Keep showing long term trends of variations in people decisions to leaders and prompt merit-based action. Continuous inconsistencies or variations need to be brought forth and discussed. Keep reiterating to leaders the importance of collective accountability to achieve positive transformation. Find specific reasons for systemic variations and solve problems to remediate.

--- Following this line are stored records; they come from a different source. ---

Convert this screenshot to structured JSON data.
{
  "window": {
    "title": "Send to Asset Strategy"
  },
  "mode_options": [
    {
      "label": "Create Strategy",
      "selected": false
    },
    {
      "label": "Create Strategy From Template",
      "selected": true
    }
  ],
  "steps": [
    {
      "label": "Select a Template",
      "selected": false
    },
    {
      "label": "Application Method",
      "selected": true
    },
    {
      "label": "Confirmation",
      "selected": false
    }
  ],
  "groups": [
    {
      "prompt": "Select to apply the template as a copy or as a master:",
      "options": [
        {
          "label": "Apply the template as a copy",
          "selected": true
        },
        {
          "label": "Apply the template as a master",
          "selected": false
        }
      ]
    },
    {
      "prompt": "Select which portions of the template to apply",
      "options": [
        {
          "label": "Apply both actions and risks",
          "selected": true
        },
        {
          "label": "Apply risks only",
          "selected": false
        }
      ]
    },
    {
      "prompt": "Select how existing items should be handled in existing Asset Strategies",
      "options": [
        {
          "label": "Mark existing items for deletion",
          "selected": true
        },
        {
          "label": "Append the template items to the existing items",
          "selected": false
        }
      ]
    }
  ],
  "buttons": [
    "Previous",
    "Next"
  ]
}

Here are a few things you might want to bear in mind in the context of People decisions:

  1. In your attrition data right after ‘overall attrition’, look at the gender-wise cut before anything else
  2. Dive deeper with reference to gender-wise cuts at ‘levels’, ‘tenure’, ‘businesses’, ‘location’, and other important parameters
  3. Tenure analysis of your organization can also reveal variations which can help you find systemic problems that can be addressed. At our organization, we discovered that most women leaders were high tenured and adjusted to our different work timings better than new hires. This helped us create an extensive mentoring and development program to build a pipeline of women leaders
  4. Gender-wise analysisof performance ratings and actions will show if there are variations, biases, deliberate actions in particular teams 
  5. Deeper analysis of promotion cycles might throw up variations in promotion recommendations and reveal underlying reasons preventing increase in composition of women leaders
  6. Review merit increase, incentive, and bonus payout decisions for variations. Ask hard questions on whether ‘pay for performance’ and ‘equal pay’ are working in your organization
  7. Gender-wise analysis of training and development nominations and participation may help you identify variations affecting opportunities provided to women employees
  8. If there is a talent review and identification exercise in your organization, analyze gender-wise variations in ‘leadership potential’ assessment. Highlight variations and discuss possibilities of providing development opportunities to potential women leaders
  9. Ensure there is equal representation in ‘committees’ that your organization creates
  10. Do a critical analysis of all types of recognition prevalent in your organization. This data demonstrates variations and biases at a grassroot level
  11. Check for variations in ‘Leave’ data and ‘overtime, holiday & week-off working’ data. This data may provide you with more opportunities to work at the heart of the matter
  12. Do not ignore faintest of variations in engagement scores and feedback. This dipstick will show you cultural elements that warrant change
ENCOURAGE CONTEMPORARY WORK MODELS

When you observe that the narrative is changing within your organization and transformation is setting in, ensure that all policies and procedures are reviewed. This will ensure that the organization is not exhibiting any biases or controls that hamper the targeted transformation.

Encourage a flexible, results driven approach to working, where focus is on results rather than work hours, location, and other arrangements. This provides flexibility to both men and women employees and places accountability on their shoulders.

At our organization, for instance, we have found strong evidence that supports forming a women’s affinity group. The affinity group should provide opportunity for women employees and leaders to discuss personal and professional problems. Multiple studies suggest that women employees hesitate in having these discussions and that these discussions have the potential to help countless women employees in their development and continuing employment.

To sum it up, the road to organization transformation in this context is difficult and you will most likely encounter resistance and face challenges. Encourage discussion, lead with data, create champions and influencers, and build consensus to share accountability of the business objective. Steadily you will achieve the goal!